Adapun beberapa isu penting yang nantinya akan menuai kritik mendalam diantaranya adalah: waktu penyelenggaraan, siapa penyelenggaranya, kemudian syarat pencalonan dan lainnya. Ketidak samaan atau kesimpang siuran yang terjadi dalam aturan dasar penyelenggaraan pilkada Aceh tentu berdampak kepada masyarakat. Padahal, saat ini masyarakat Aceh menginginkan perubahan yang mendasar terutama dalam hal kepastian kepemimpinan di provinsi Aceh manakala Abdullah Puteh masih dalam status tersangka. Sehingga, seyogyanya aturan pilkada khususnya di Provinsi Aceh harus diperjelas demi kepentingan masyarakat Aceh secara luas. Tulisan ini akan membahas beberapa hal pasal kontroversi tersebut dalam aturan pilkada Aceh.
Penyelenggara Pemilu
Pada pasal 13 ayat 1 UU No.18/2001 (yang nantinya diperjelas dalam Qanun No.2/2004 tentang pemilihan kepala daerah di NAD) disebutkan bahwa penyelenggara pemilihan Gubernur dan Wakil Gubernur dilaksanakan oleh Komisi Independen Pemilihan (KIP).

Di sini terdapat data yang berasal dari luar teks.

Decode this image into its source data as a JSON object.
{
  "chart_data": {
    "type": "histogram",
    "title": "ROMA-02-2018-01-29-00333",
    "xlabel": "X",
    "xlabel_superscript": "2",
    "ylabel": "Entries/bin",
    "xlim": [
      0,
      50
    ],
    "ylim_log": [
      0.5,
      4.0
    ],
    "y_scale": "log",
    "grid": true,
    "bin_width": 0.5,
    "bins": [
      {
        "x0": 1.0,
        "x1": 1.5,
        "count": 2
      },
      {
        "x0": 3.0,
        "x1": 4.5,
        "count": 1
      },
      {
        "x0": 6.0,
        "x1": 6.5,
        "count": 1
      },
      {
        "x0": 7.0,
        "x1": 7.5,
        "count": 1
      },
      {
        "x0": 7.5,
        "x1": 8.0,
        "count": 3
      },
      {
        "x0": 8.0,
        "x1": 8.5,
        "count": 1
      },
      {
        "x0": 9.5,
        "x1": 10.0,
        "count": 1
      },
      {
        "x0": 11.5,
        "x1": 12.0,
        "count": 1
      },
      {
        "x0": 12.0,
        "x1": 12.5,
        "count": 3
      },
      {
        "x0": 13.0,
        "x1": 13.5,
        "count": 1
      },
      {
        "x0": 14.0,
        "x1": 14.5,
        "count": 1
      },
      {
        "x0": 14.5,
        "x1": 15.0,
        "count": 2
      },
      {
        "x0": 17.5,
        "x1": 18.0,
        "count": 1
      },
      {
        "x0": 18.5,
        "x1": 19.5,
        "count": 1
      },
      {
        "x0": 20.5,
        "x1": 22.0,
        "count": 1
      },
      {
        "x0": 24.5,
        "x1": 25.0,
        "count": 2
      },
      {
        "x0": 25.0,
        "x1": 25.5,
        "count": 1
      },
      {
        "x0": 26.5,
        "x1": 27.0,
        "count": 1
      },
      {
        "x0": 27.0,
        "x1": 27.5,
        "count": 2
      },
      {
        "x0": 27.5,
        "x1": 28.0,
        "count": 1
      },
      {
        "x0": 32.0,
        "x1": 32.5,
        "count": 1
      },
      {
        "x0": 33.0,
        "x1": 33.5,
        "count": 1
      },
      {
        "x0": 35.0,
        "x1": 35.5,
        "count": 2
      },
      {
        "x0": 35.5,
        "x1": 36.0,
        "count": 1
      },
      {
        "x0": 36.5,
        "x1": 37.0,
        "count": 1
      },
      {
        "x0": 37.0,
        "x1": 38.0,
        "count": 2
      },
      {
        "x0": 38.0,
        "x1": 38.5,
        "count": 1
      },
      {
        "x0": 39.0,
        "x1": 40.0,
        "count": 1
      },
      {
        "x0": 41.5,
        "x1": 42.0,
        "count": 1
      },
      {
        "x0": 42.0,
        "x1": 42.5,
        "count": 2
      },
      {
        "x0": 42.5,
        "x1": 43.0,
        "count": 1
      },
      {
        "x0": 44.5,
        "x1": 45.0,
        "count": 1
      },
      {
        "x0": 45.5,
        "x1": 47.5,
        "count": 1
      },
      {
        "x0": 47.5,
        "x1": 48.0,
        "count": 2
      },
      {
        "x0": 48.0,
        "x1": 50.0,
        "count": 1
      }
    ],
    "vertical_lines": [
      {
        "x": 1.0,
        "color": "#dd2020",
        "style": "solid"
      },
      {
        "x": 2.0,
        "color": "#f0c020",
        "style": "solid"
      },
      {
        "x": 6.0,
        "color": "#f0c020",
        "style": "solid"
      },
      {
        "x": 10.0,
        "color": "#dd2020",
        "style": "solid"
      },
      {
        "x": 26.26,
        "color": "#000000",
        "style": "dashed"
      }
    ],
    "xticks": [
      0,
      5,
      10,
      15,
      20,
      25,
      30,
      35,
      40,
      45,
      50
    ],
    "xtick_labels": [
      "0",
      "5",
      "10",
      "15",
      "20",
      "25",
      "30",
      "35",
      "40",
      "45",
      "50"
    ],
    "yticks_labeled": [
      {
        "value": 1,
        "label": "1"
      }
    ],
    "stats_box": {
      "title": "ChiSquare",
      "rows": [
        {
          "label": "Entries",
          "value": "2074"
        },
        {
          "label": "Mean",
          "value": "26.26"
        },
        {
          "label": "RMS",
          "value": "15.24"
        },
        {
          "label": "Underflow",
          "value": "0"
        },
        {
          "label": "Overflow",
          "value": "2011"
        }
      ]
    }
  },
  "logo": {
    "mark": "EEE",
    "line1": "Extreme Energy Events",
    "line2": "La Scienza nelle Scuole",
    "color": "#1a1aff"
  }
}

KIP ini dibentuk oleh DPRD Provinsi. Kedudukan KIP bersifat independen dan non partisan, sehingga tidak berhirarki dengan penyelenggara pemilu atau organisasi pemerintah lainnya. Pertanggung jawaban KIP kepada DPRD provinsi. Namun demikian, UU No.32/2004 tentang pemerintahan daerah, penyelenggara pemilihan kepala daerah dan wakil kepala daerah menurut pasal 57 ayat 1 adalah Komisi Pemilihan Umum Daerah yang bertanggungjawab kepada DPRD, yang merupakan bagian hirarkis dari KPU pusat. Kedua komisi tersebut juga memiliki struktur yang hampir sama dari tingkat provinsi hingga tingkat TPS, yang membedakan hanyalah nama saja.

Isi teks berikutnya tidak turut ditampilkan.